We practice resurrection whenever we open our hearts and minds to the pain of the world and help bring those who are suffering back into the land of the living. We practice resurrection when we cultivate relationships, old and new, and the walls of separation in our world come crashing down. We practice resurrection when we laugh and sing and cherish life. Resurrection is in the making when we accept God’s grace in our lives and see it in the world around us. We practice resurrection through our gratitude, when we don’t take everything for granted. We practice resurrection when we welcome guests and foreign ideas with graciousness. Your work for justice, freedom, equality, and peace sets the stage for resurrection. When you feed the hungry and stand up for the oppressed, you practice resurrection. Every time you bring to life another’s sense of wonder and imagination, you practice resurrection.2

So while you can love the profits and the raises and the paid vacations, your task, your vision as graduates of this university is to something greater than this. Your task is to follow in the footsteps of those who have gone before and to think not only of yourselves but those who will come after you, those whom you may never meet or know. Your task is to be mindful of the future, for it is in your hands. Your task is sometimes to go backwards, sometimes to slow down, in order to truly do what you are supposed to do in life. Your task is to practice resurrection.
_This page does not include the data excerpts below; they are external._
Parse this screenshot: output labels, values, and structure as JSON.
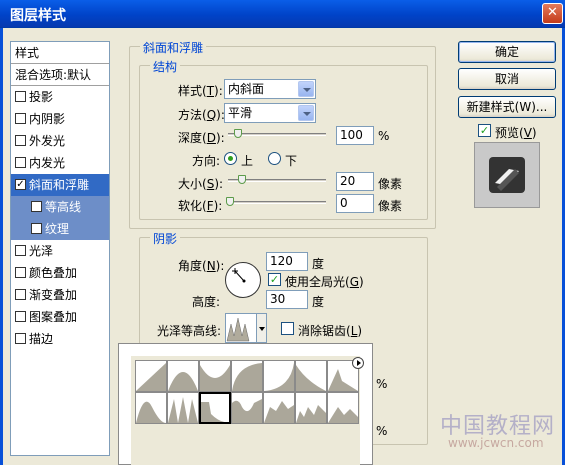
{
  "window": {
    "title": "图层样式",
    "close_glyph": "✕"
  },
  "style_list": {
    "header": "样式",
    "blend": "混合选项:默认",
    "items": [
      {
        "label": "投影",
        "checked": false
      },
      {
        "label": "内阴影",
        "checked": false
      },
      {
        "label": "外发光",
        "checked": false
      },
      {
        "label": "内发光",
        "checked": false
      },
      {
        "label": "斜面和浮雕",
        "checked": true,
        "selected": true
      },
      {
        "label": "等高线",
        "checked": false,
        "sub": true
      },
      {
        "label": "纹理",
        "checked": false,
        "sub": true
      },
      {
        "label": "光泽",
        "checked": false
      },
      {
        "label": "颜色叠加",
        "checked": false
      },
      {
        "label": "渐变叠加",
        "checked": false
      },
      {
        "label": "图案叠加",
        "checked": false
      },
      {
        "label": "描边",
        "checked": false
      }
    ]
  },
  "bevel": {
    "group_title": "斜面和浮雕",
    "structure_title": "结构",
    "style_label": "样式(",
    "style_key": "T",
    "style_value": "内斜面",
    "technique_label": "方法(",
    "technique_key": "Q",
    "technique_value": "平滑",
    "depth_label": "深度(",
    "depth_key": "D",
    "depth_value": "100",
    "depth_unit": "%",
    "direction_label": "方向:",
    "direction_up": "上",
    "direction_down": "下",
    "size_label": "大小(",
    "size_key": "S",
    "size_value": "20",
    "size_unit": "像素",
    "soften_label": "软化(",
    "soften_key": "F",
    "soften_value": "0",
    "soften_unit": "像素",
    "label_close": "):"
  },
  "shading": {
    "title": "阴影",
    "angle_label": "角度(",
    "angle_key": "N",
    "angle_value": "120",
    "angle_unit": "度",
    "global_light_label": "使用全局光(",
    "global_light_key": "G",
    "global_light_close": ")",
    "altitude_label": "高度:",
    "altitude_value": "30",
    "altitude_unit": "度",
    "gloss_label": "光泽等高线:",
    "anti_alias_label": "消除锯齿(",
    "anti_alias_key": "L",
    "anti_alias_close": ")",
    "hidden_unit_1": "%",
    "hidden_unit_2": "%"
  },
  "buttons": {
    "ok": "确定",
    "cancel": "取消",
    "new_style": "新建样式(W)...",
    "preview_label": "预览(",
    "preview_key": "V",
    "preview_close": ")"
  },
  "watermark": {
    "line1": "中国教程网",
    "line2": "www.jcwcn.com"
  },
  "colors": {
    "accent": "#316ac5",
    "title_bar": "#0a5ee8",
    "group_label": "#0046d5"
  }
}
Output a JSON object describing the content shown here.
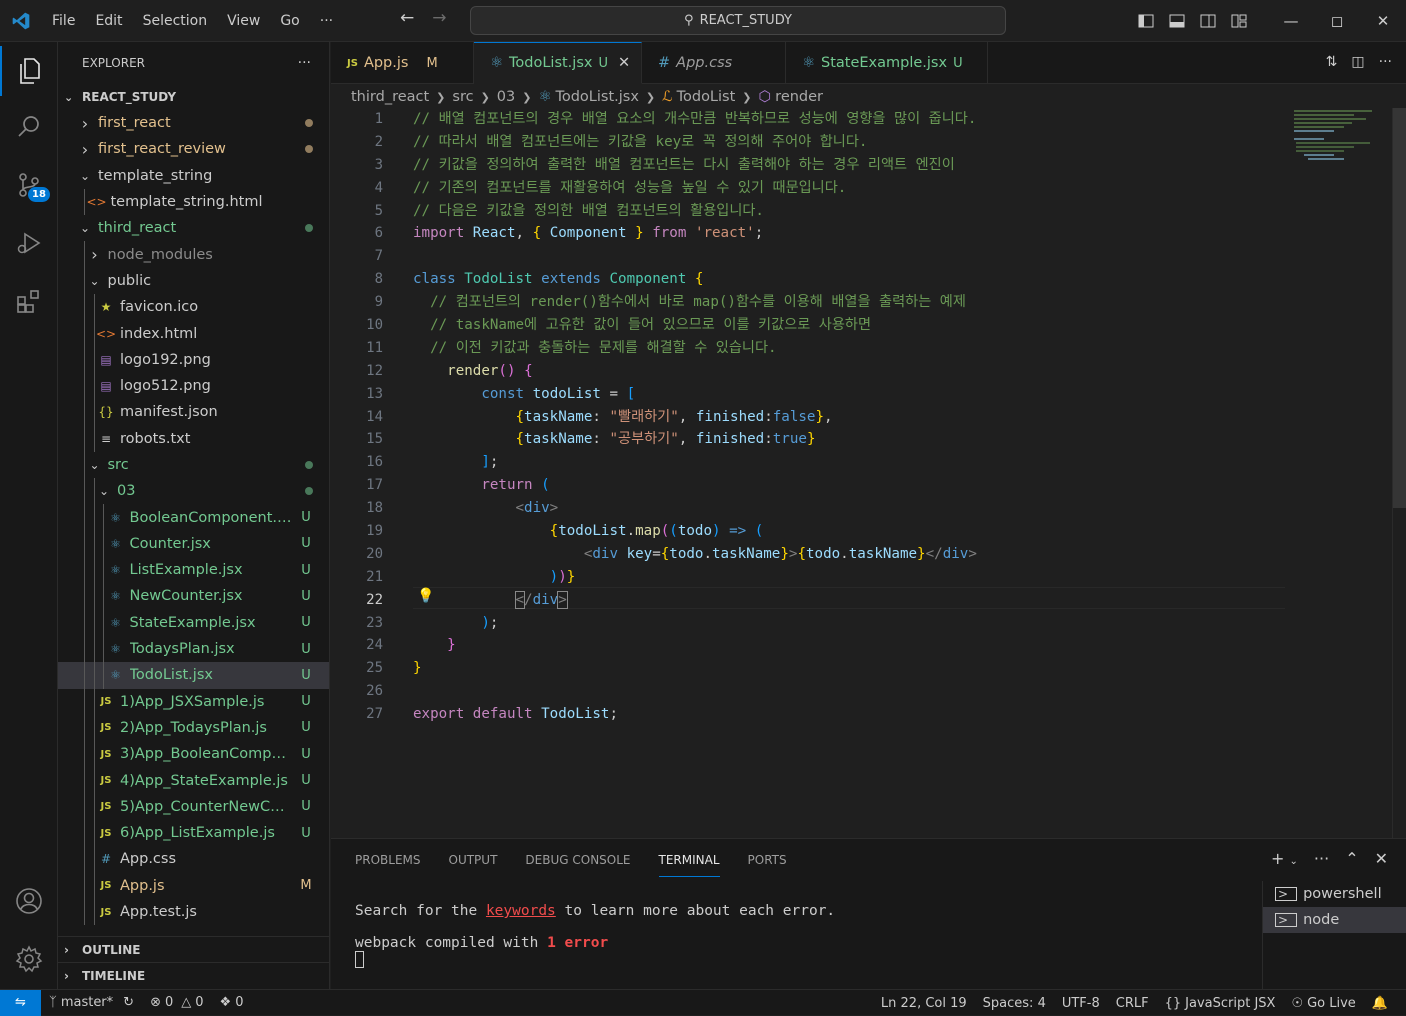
{
  "titlebar": {
    "menu": [
      "File",
      "Edit",
      "Selection",
      "View",
      "Go",
      "···"
    ],
    "search": "REACT_STUDY"
  },
  "explorer": {
    "header": "EXPLORER",
    "more": "···",
    "root": "REACT_STUDY",
    "items": [
      {
        "name": "first_react",
        "depth": 0,
        "type": "folder",
        "open": false,
        "color": "y",
        "mark": "dot-m"
      },
      {
        "name": "first_react_review",
        "depth": 0,
        "type": "folder",
        "open": false,
        "color": "y",
        "mark": "dot-m"
      },
      {
        "name": "template_string",
        "depth": 0,
        "type": "folder",
        "open": true,
        "color": "w",
        "mark": ""
      },
      {
        "name": "template_string.html",
        "depth": 1,
        "type": "html",
        "color": "w",
        "mark": ""
      },
      {
        "name": "third_react",
        "depth": 0,
        "type": "folder",
        "open": true,
        "color": "g",
        "mark": "dot"
      },
      {
        "name": "node_modules",
        "depth": 1,
        "type": "folder",
        "open": false,
        "color": "dim",
        "mark": ""
      },
      {
        "name": "public",
        "depth": 1,
        "type": "folder",
        "open": true,
        "color": "w",
        "mark": ""
      },
      {
        "name": "favicon.ico",
        "depth": 2,
        "type": "star",
        "color": "w",
        "mark": ""
      },
      {
        "name": "index.html",
        "depth": 2,
        "type": "html",
        "color": "w",
        "mark": ""
      },
      {
        "name": "logo192.png",
        "depth": 2,
        "type": "img",
        "color": "w",
        "mark": ""
      },
      {
        "name": "logo512.png",
        "depth": 2,
        "type": "img",
        "color": "w",
        "mark": ""
      },
      {
        "name": "manifest.json",
        "depth": 2,
        "type": "json",
        "color": "w",
        "mark": ""
      },
      {
        "name": "robots.txt",
        "depth": 2,
        "type": "txt",
        "color": "w",
        "mark": ""
      },
      {
        "name": "src",
        "depth": 1,
        "type": "folder",
        "open": true,
        "color": "g",
        "mark": "dot"
      },
      {
        "name": "03",
        "depth": 2,
        "type": "folder",
        "open": true,
        "color": "g",
        "mark": "dot"
      },
      {
        "name": "BooleanComponent.jsx",
        "depth": 3,
        "type": "react",
        "color": "g",
        "mark": "U"
      },
      {
        "name": "Counter.jsx",
        "depth": 3,
        "type": "react",
        "color": "g",
        "mark": "U"
      },
      {
        "name": "ListExample.jsx",
        "depth": 3,
        "type": "react",
        "color": "g",
        "mark": "U"
      },
      {
        "name": "NewCounter.jsx",
        "depth": 3,
        "type": "react",
        "color": "g",
        "mark": "U"
      },
      {
        "name": "StateExample.jsx",
        "depth": 3,
        "type": "react",
        "color": "g",
        "mark": "U"
      },
      {
        "name": "TodaysPlan.jsx",
        "depth": 3,
        "type": "react",
        "color": "g",
        "mark": "U"
      },
      {
        "name": "TodoList.jsx",
        "depth": 3,
        "type": "react",
        "color": "g",
        "mark": "U",
        "selected": true
      },
      {
        "name": "1)App_JSXSample.js",
        "depth": 2,
        "type": "js",
        "color": "g",
        "mark": "U"
      },
      {
        "name": "2)App_TodaysPlan.js",
        "depth": 2,
        "type": "js",
        "color": "g",
        "mark": "U"
      },
      {
        "name": "3)App_BooleanCompon...",
        "depth": 2,
        "type": "js",
        "color": "g",
        "mark": "U"
      },
      {
        "name": "4)App_StateExample.js",
        "depth": 2,
        "type": "js",
        "color": "g",
        "mark": "U"
      },
      {
        "name": "5)App_CounterNewCou...",
        "depth": 2,
        "type": "js",
        "color": "g",
        "mark": "U"
      },
      {
        "name": "6)App_ListExample.js",
        "depth": 2,
        "type": "js",
        "color": "g",
        "mark": "U"
      },
      {
        "name": "App.css",
        "depth": 2,
        "type": "css",
        "color": "w",
        "mark": ""
      },
      {
        "name": "App.js",
        "depth": 2,
        "type": "js",
        "color": "y",
        "mark": "M"
      },
      {
        "name": "App.test.js",
        "depth": 2,
        "type": "js",
        "color": "w",
        "mark": ""
      }
    ],
    "outline": "OUTLINE",
    "timeline": "TIMELINE"
  },
  "activity": {
    "scm_badge": "18"
  },
  "tabs": [
    {
      "icon": "JS",
      "label": "App.js",
      "status": "M",
      "color": "#e2c08d"
    },
    {
      "icon": "⚛",
      "label": "TodoList.jsx",
      "status": "U",
      "color": "#73c991",
      "active": true,
      "close": "✕"
    },
    {
      "icon": "#",
      "label": "App.css",
      "status": "",
      "color": "#9d9d9d"
    },
    {
      "icon": "⚛",
      "label": "StateExample.jsx",
      "status": "U",
      "color": "#73c991"
    }
  ],
  "breadcrumbs": [
    "third_react",
    "src",
    "03",
    "TodoList.jsx",
    "TodoList",
    "render"
  ],
  "editor": {
    "current_line": 22,
    "line_count": 27
  },
  "panel": {
    "tabs": [
      "PROBLEMS",
      "OUTPUT",
      "DEBUG CONSOLE",
      "TERMINAL",
      "PORTS"
    ],
    "active_tab": "TERMINAL",
    "line1_a": "Search for the ",
    "line1_link": "keywords",
    "line1_b": " to learn more about each error.",
    "line2_a": "webpack compiled with ",
    "line2_num": "1",
    "line2_err": "error",
    "terminals": [
      "powershell",
      "node"
    ]
  },
  "status": {
    "branch": "master*",
    "errors": "0",
    "warnings": "0",
    "ports": "0",
    "position": "Ln 22, Col 19",
    "spaces": "Spaces: 4",
    "encoding": "UTF-8",
    "eol": "CRLF",
    "language": "JavaScript JSX",
    "golive": "Go Live"
  }
}
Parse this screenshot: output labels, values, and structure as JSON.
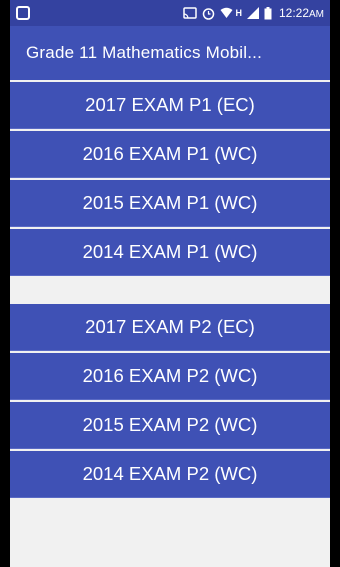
{
  "status_bar": {
    "time": "12:22",
    "time_suffix": "AM",
    "network_label": "H",
    "icons": [
      "notification-icon",
      "cast-icon",
      "alarm-icon",
      "wifi-icon",
      "signal-icon",
      "battery-icon"
    ]
  },
  "toolbar": {
    "title": "Grade 11 Mathematics Mobil..."
  },
  "paper1": {
    "items": [
      {
        "label": "2017 EXAM P1 (EC)"
      },
      {
        "label": "2016 EXAM P1 (WC)"
      },
      {
        "label": "2015 EXAM P1 (WC)"
      },
      {
        "label": "2014 EXAM P1 (WC)"
      }
    ]
  },
  "paper2": {
    "items": [
      {
        "label": "2017 EXAM P2 (EC)"
      },
      {
        "label": "2016 EXAM P2 (WC)"
      },
      {
        "label": "2015 EXAM P2 (WC)"
      },
      {
        "label": "2014 EXAM P2 (WC)"
      }
    ]
  },
  "colors": {
    "primary": "#3f51b5",
    "primary_dark": "#3442a0",
    "background": "#f1f1f1",
    "text_on_primary": "#ffffff"
  }
}
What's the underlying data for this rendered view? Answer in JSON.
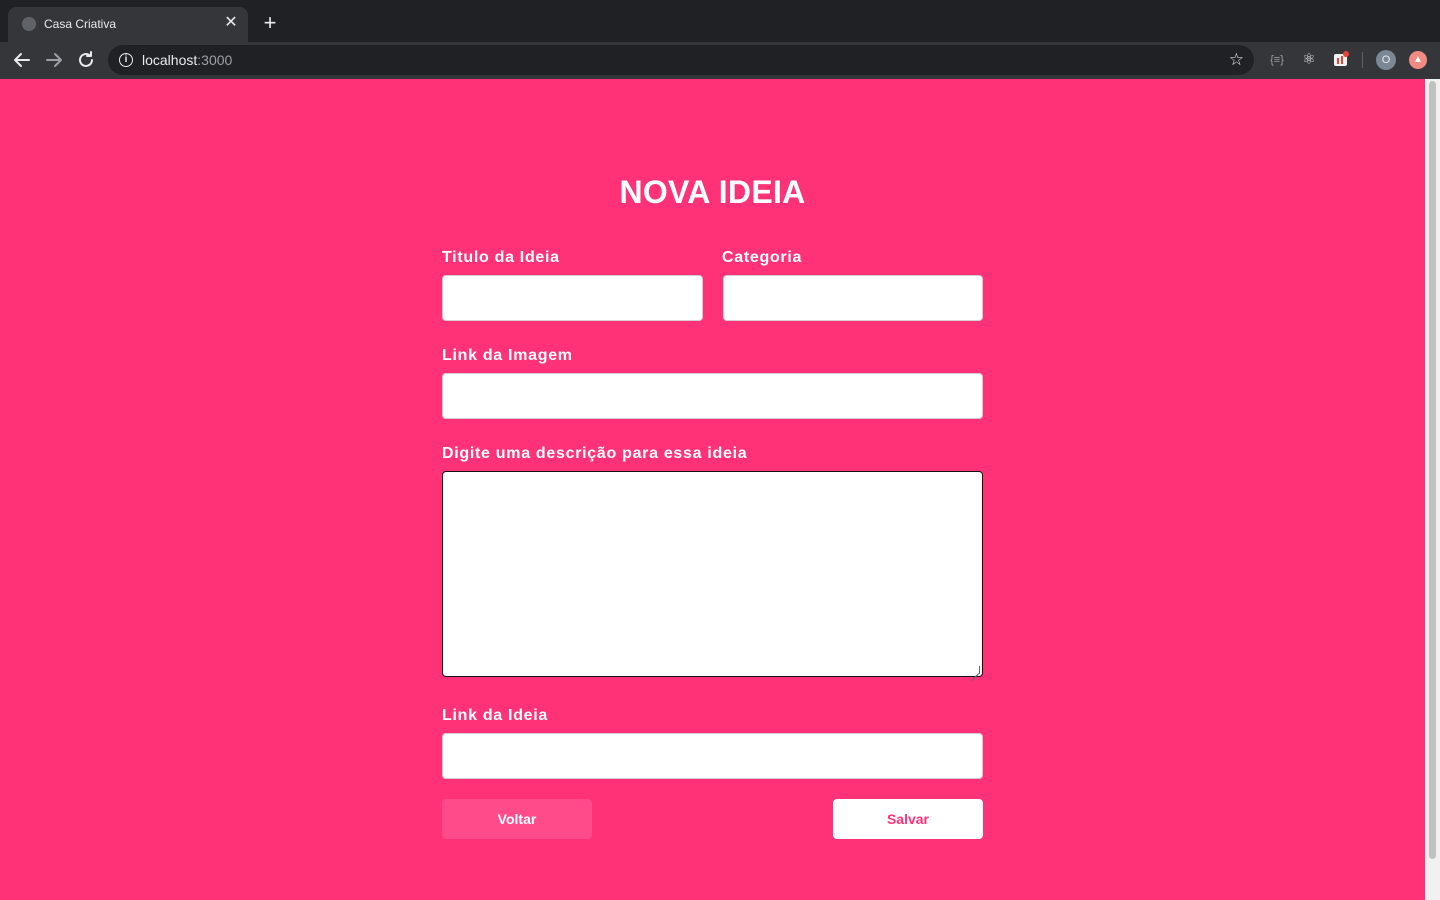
{
  "browser": {
    "tab_title": "Casa Criativa",
    "tab_close": "✕",
    "new_tab": "+",
    "url_host": "localhost",
    "url_port": ":3000",
    "profile_initial": "O",
    "ext_json_label": "{≡}"
  },
  "page": {
    "title": "NOVA IDEIA",
    "background_color": "#ff3278"
  },
  "form": {
    "title_label": "Titulo da Ideia",
    "title_value": "",
    "category_label": "Categoria",
    "category_value": "",
    "image_label": "Link da Imagem",
    "image_value": "",
    "description_label": "Digite uma descrição para essa ideia",
    "description_value": "",
    "link_label": "Link da Ideia",
    "link_value": "",
    "back_button": "Voltar",
    "save_button": "Salvar"
  },
  "icons": {
    "back": "arrow-left-icon",
    "forward": "arrow-right-icon",
    "reload": "reload-icon",
    "info": "info-icon",
    "star": "star-icon",
    "react": "react-devtools-icon"
  }
}
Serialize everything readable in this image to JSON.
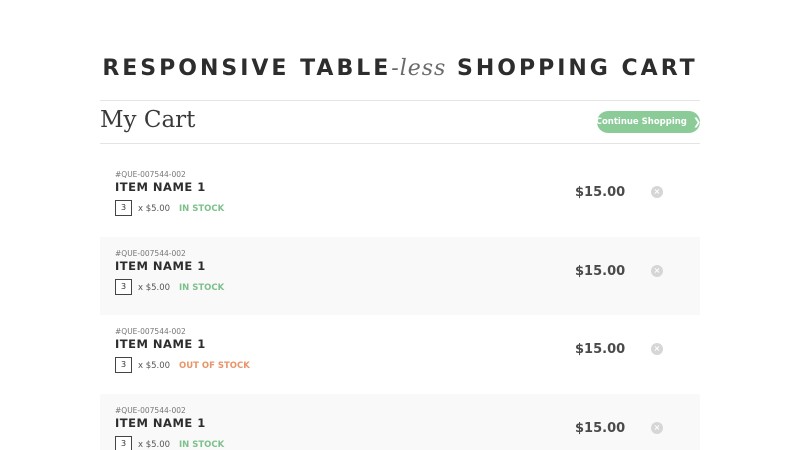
{
  "page": {
    "title_part1": "RESPONSIVE TABLE",
    "title_part2": "-less",
    "title_part3": " SHOPPING CART"
  },
  "cart": {
    "heading": "My Cart",
    "continue_label": "Continue Shopping",
    "continue_icon": "chevron-right-icon"
  },
  "items": [
    {
      "sku": "#QUE-007544-002",
      "name": "ITEM NAME 1",
      "qty": "3",
      "unit": "x $5.00",
      "stock": "IN STOCK",
      "stock_status": "in",
      "price": "$15.00"
    },
    {
      "sku": "#QUE-007544-002",
      "name": "ITEM NAME 1",
      "qty": "3",
      "unit": "x $5.00",
      "stock": "IN STOCK",
      "stock_status": "in",
      "price": "$15.00"
    },
    {
      "sku": "#QUE-007544-002",
      "name": "ITEM NAME 1",
      "qty": "3",
      "unit": "x $5.00",
      "stock": "OUT OF STOCK",
      "stock_status": "out",
      "price": "$15.00"
    },
    {
      "sku": "#QUE-007544-002",
      "name": "ITEM NAME 1",
      "qty": "3",
      "unit": "x $5.00",
      "stock": "IN STOCK",
      "stock_status": "in",
      "price": "$15.00"
    }
  ],
  "colors": {
    "accent": "#8acb98",
    "in_stock": "#7cc08a",
    "out_of_stock": "#e8946a",
    "row_alt": "#f9f9f9"
  }
}
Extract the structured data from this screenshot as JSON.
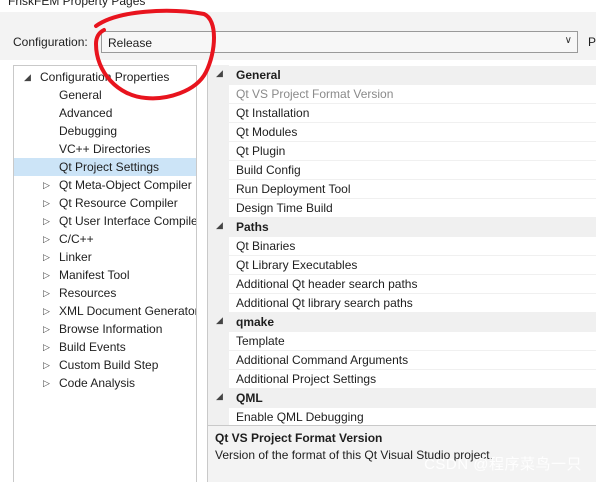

And thus in the words of a Franciscan blessing, may you go forth:
May God bless you with discomfort at easy answers, half-truths and superficial relationships, so that you may live deep within your heart.
May God bless you with anger at injustice, oppression, and exploitation of people, so that you may work for justice, freedom, and peace.
May God bless you with tears to shed with those who suffer pain, rejection, hunger, and the loss of all that they cherish, so that you may reach out your hand to comfort them and transform their pain into joy.
And may God bless you with enough foolishness to believe that you can make a difference in the world, so that you can do what others claim cannot be done.3

Thank you.

Notes:

1 Wendell Berry, “Manifesto: The Mad Farmer Liberation Front” in The Selected Poems of Wendell Berry (Washington, DC: Counterpoint, 1998), 87.
2 http://www.spiritualityandpractice.com/days/features.php?id=10963.
3 “A Franciscan Benediction” excerpt from Philip Yancey, Prayer: Does it make any difference? (Grand Rapids, MI: Zondervan, 2006), 105.